Выбрать главу

Странное это получалось замужество, нелепая семейная жизнь. Одержимость делами определила их первоначальный, как они полагали, образ жизни — жить раздельно. «Подождем, — улыбались они друг другу. — Пусть будет две квартиры. Ведь часто бываем в командировках».

Потянулась двойная жизнь на два города, две квартиры, на несколько лет. Стали двоиться и научные интересы: он все больше уходил в проблемы нейрохирургии, она — в область лечебной физкультуры. И что же? Они оставались как будто дружной парой.

Ольга Николаевна, наверно, любила Анатолия Вильяминовича, ибо в нечастые приезды мужа проходили ее накопленные обиды, рассеивались все злые мысли, отступали в тень сомнения: ведь и сама она держалась за Москву, где ей было больше самостоятельности, не давил авторитет Громова. «Я сама!» — вот что казалось счастьем. Приезжал муж — забывала клинику, сказывалась больной, упивалась долгожданной встречей. «Принимать так принимать!» — говорила она. Не затевала с мужем споров, ни на чем не настаивала. Он же бывал очень мил, пылок, остроумен, о планах молчал, много рассказывал о своей работе, охотно слушал о ее делах, давал дельные советы. Немного, пожалуй, снисходил. Но ее это не задевало. Она недоверчиво и все же с удовольствием слушала уверения мужа, что все другие женщины рядом с ней кажутся ему мужчинами. Тут она «делала лицо победительницы» и, когда какая-нибудь мысль вызывала у нее горечь, отвечала мужу шуткой.

Он Татьяне Федоровне не нравился. Их жизнь — особенно. Был период, когда дочь бунтовала против каждого ее слова и жеста, покидала ее и даже закричала однажды на мать: «Я тебя ненавижу!» Да что! Всякая дочь воюет какое-то время с настойчивым материнским вмешательством в свою судьбу, с любым материнским взглядом, в котором дочери чудятся слова: «Я тебе говорила, я тебя предупреждала, я тебе не советовала…» Все это прошло, кануло, как не бывало.

Отпуска Ольга Николаевна и Анатолий Вильяминович проводили вместе. Когда удавалось. Ибо он много разъезжал.

Особенно часто муж бывал в Англии; говорил о чувстве какого-то родства с тамошними пейзажами, с архитектурой ее городов, английской готикой, «с самим туманом». Говорил, как наслаждается там легкой тяжестью дыхания. Сразу же по приезде туда он испытывает это как тяжесть страсти. Эта восторженная тяжесть дыхания теснит ему грудь при взгляде на соборы, на их огромные и грузные каменные массивы, горные кряжи из грубо отесанных камней и их неожиданно тонкие трогательные башенки, которые, как антенны, нет, скорее как сосульки, устремлены в небо.

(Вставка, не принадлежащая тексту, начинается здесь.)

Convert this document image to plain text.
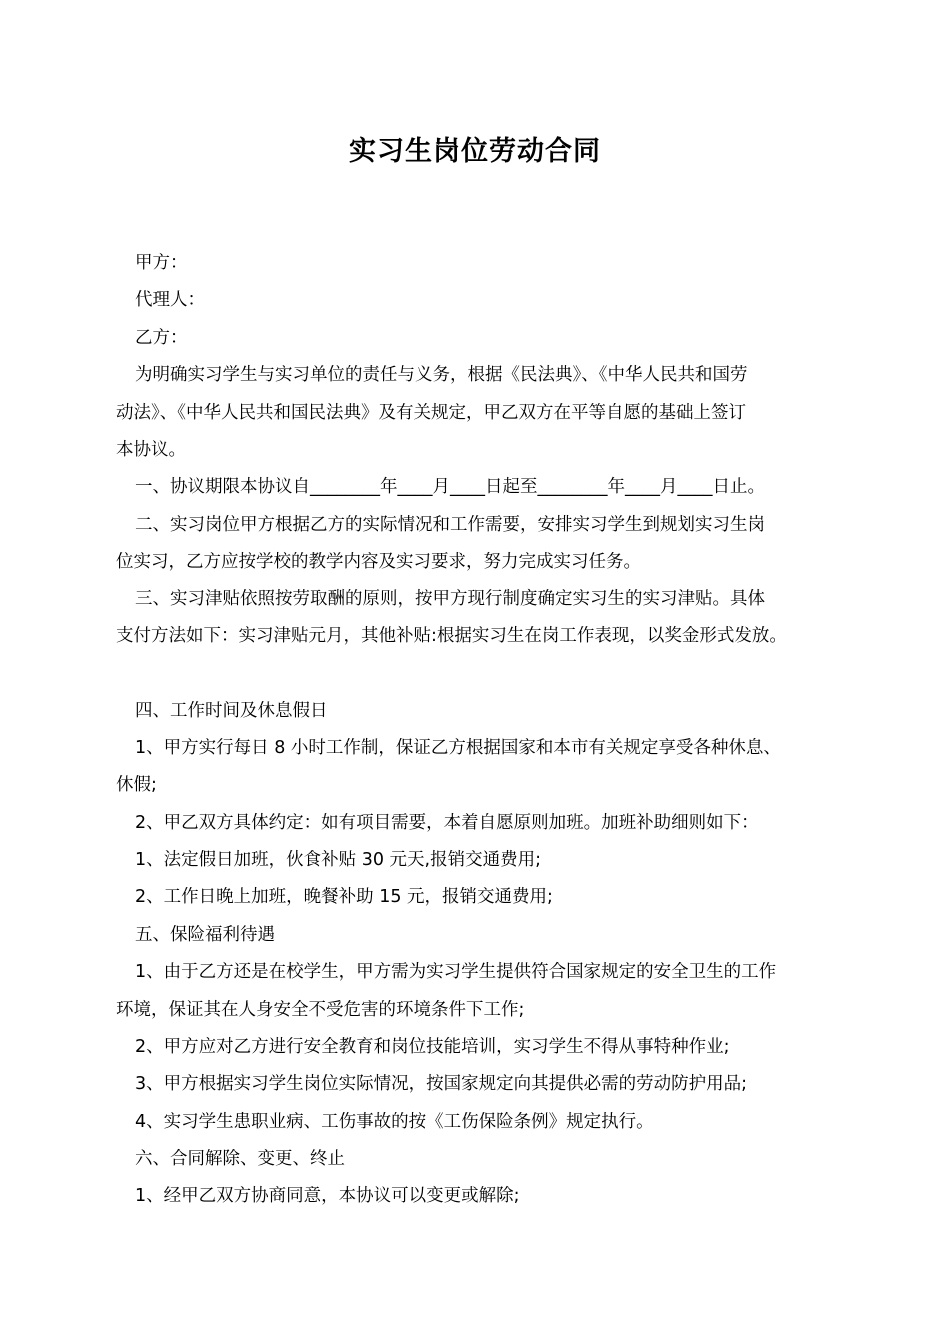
实习生岗位劳动合同
甲方：
代理人：
乙方：
为明确实习学生与实习单位的责任与义务，根据《民法典》、《中华人民共和国劳
动法》、《中华人民共和国民法典》及有关规定，甲乙双方在平等自愿的基础上签订
本协议。
一、协议期限本协议自________年____月____日起至________年____月____日止。
二、实习岗位甲方根据乙方的实际情况和工作需要，安排实习学生到规划实习生岗
位实习，乙方应按学校的教学内容及实习要求，努力完成实习任务。
三、实习津贴依照按劳取酬的原则，按甲方现行制度确定实习生的实习津贴。具体
支付方法如下：实习津贴元月，其他补贴:根据实习生在岗工作表现，以奖金形式发放。
四、工作时间及休息假日
1、甲方实行每日 8 小时工作制，保证乙方根据国家和本市有关规定享受各种休息、
休假;
2、甲乙双方具体约定：如有项目需要，本着自愿原则加班。加班补助细则如下：
1、法定假日加班，伙食补贴 30 元天,报销交通费用;
2、工作日晚上加班，晚餐补助 15 元，报销交通费用;
五、保险福利待遇
1、由于乙方还是在校学生，甲方需为实习学生提供符合国家规定的安全卫生的工作
环境，保证其在人身安全不受危害的环境条件下工作;
2、甲方应对乙方进行安全教育和岗位技能培训，实习学生不得从事特种作业;
3、甲方根据实习学生岗位实际情况，按国家规定向其提供必需的劳动防护用品;
4、实习学生患职业病、工伤事故的按《工伤保险条例》规定执行。
六、合同解除、变更、终止
1、经甲乙双方协商同意，本协议可以变更或解除;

— Давай, — бодро говорил он, довольный своим красноречием, — давай, Ольга, я как-нибудь устрою, и ты поедешь со мной? Хочешь?

— Конечно, хочу!.. Но как же мои больные? — вздыхала Ольга Николаевна и, подумав, отказывалась.

В одну из заграничных поездок он возглавлял небольшую делегацию. Вероятно, так много было хлопот, что прислал лишь коротенькое письмецо, и долго от него не было других вестей.

Затем пришла неясная, настораживающая своею холодностью открытка. Все заглохло.

Ольга Николаевна заволновалась, стала слать ему вослед послание за посланием, по однажды случайно узнала, что Анатолий Вильямииович уже вернулся со своей группой в Ленинград. И тут она заставила себя замереть, умолкнуть.

Через полгода она увидела фамилию Тарлова в научном журнале. Статья его была написана в соавторстве с какой-то незнакомой Ольге Николаевне сотрудницей. Однако и без этого давно уже она поняла — случилось то, что и должно было произойти…

Что было еще? Бывали порой такие вечера, когда Ольга Николаевна вдруг чувствовала в себе бунтовщицу, не желающую больше думать о работе, сидеть возле лампы за письменным столом, писать о своих наблюдениях и обследованиях, — страстно и как-то сосуще хотелось оказаться в шумной компании, танцевать, кокетничать, привлекать внимание, наконец, пить вино. Но чаще всего такой компании вовремя не оказывалось; если же после целого часа телефонных разговоров с одними, с другими знакомыми ее приглашали куда-нибудь в гости — уже не хотелось. В редких случаях, когда она все же к кому-нибудь выбиралась, вечер ее томил, она скучала, вспоминала свой дом, называла себя дикаркой и ускользала одна. Как-то раз в гостях она познакомилась с Альбертом Семеновичем; он танцевал с нею, потом попросил приехать на консультацию.